On August 16th the U.S. Secretary of State, Mike Pompeo announced his intention to go forth with the creation of the Iran Action Group. The announcement follows President Trump’s decision this past May to withdraw from the Iran Nuclear Deal and comes paired with strong economic sanctions against Iran and its trade partners. Pompeo stated that the group will be “directing, reviewing, and coordinating all aspects of the State Department’s Iran related activity” and will report directly to him. By his side, Pompeo has enlisted Brian Hook, formerly the Policy Planning Chief of the Trump administration, as the Director of the group. With Hook’s guidance, the group hopes to be a catalyst in changing Iranian policies going forward.
Earlier this month, on August 6th, President Trump released a statement following economic sanctions set forth against Iran, stating that “all nations [should] take such steps to make clear that the Iranian regime faces a choice: either change its threatening, destabilizing behavior and reintegrate with the global economy, or continue down a path of economic isolation.” The new director of the Iran Action Group, Brian Hook seems to share the same belief as the President, according to the Washington Post, stating that he would keep the door open for talks with Iran, but made clear that the U.S. efforts to isolate Iran economically and diplomatically will not come to an end until its leadership changes policies.

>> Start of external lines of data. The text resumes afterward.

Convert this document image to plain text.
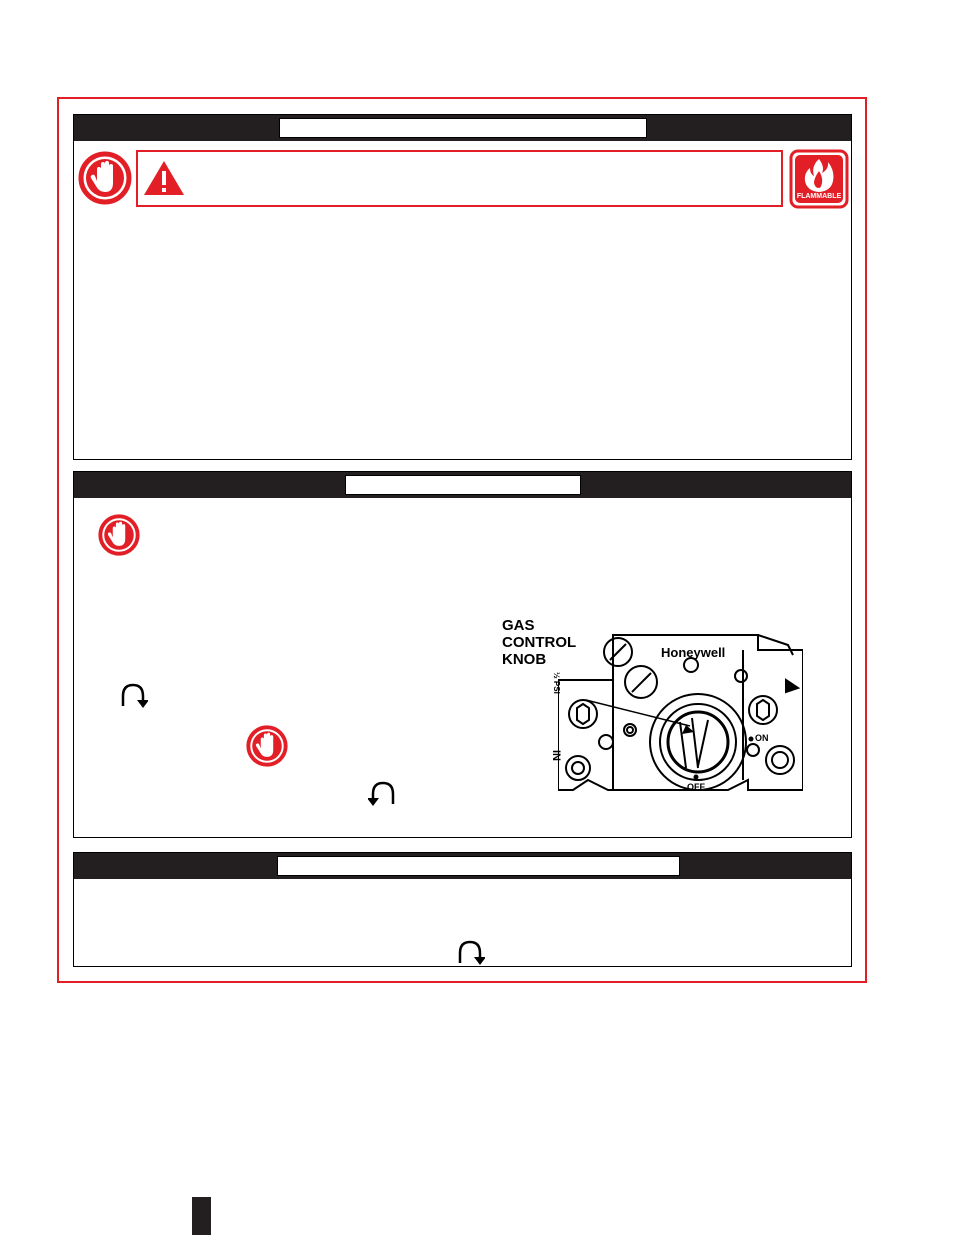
FLAMMABLE
GAS
CONTROL
KNOB	Honeywell
½ PSI
IN
ON
OFF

Time will only tell whether the Iran Action Group will bring change in Iranian policies, however. Many have questioned if its tactics will bring forth problems for regular Iranian citizens. The Foreign Minister Mohammad Javad Zarif of Iran shares this worry, according to the New York Times, saying that the sanctions may endanger ordinary Iranians. Of course, international policy tends to be a balancing act and the question now remains how much pressure will the Iran Action Group put on the Iranian government and if it will produce the result that the Trump administration hopes it will bring: peace. Like President Trump recently stated in a tweet on August 7th, “I am asking for WORLD PEACE, nothing less!”
The push to create a group with a specialized focus only on Iran came from President Trump’s decision back in May to pull the United States out of the Iran Nuclear Deal, a deal which President Obama signed in 2015. Many other nations, such as Britain, France, and Germany, also signed the treaty in hopes that the agreement would create a greater assurance of their national security. Despite many of these nations continuing to hold the same belief they had when they signed the deal, many European companies are changing their trade policies and even cutting off trade with Iran completely. For example, according to Daimler, the German maker of Mercedes-Benz cars and trucks, “[they] have suspended [their] activities with Iran, which were anyway very limited, until further notice according to applicable sanctions.” These sanctions, according to the New York Times, “ban any transactions with Iran involving United States dollar bank notes, gold, precious metals, aluminum, steel, commercial passenger aircraft and coal, and they end imports into the United States of Iranian carpets and foodstuffs.”
Understandably, many are concerned that the immense pressure that the Iran Action Group plans to put forth on Iran could create more damage to the Iranian economic system and on regular Iranian citizens’ everyday lives, rather than pushing the Iranian government to bring forth policy changes in favor of national security and peace. However, it still remains that the Iran Action Group may be able to apply just enough pressure to allow for policy change to ensue.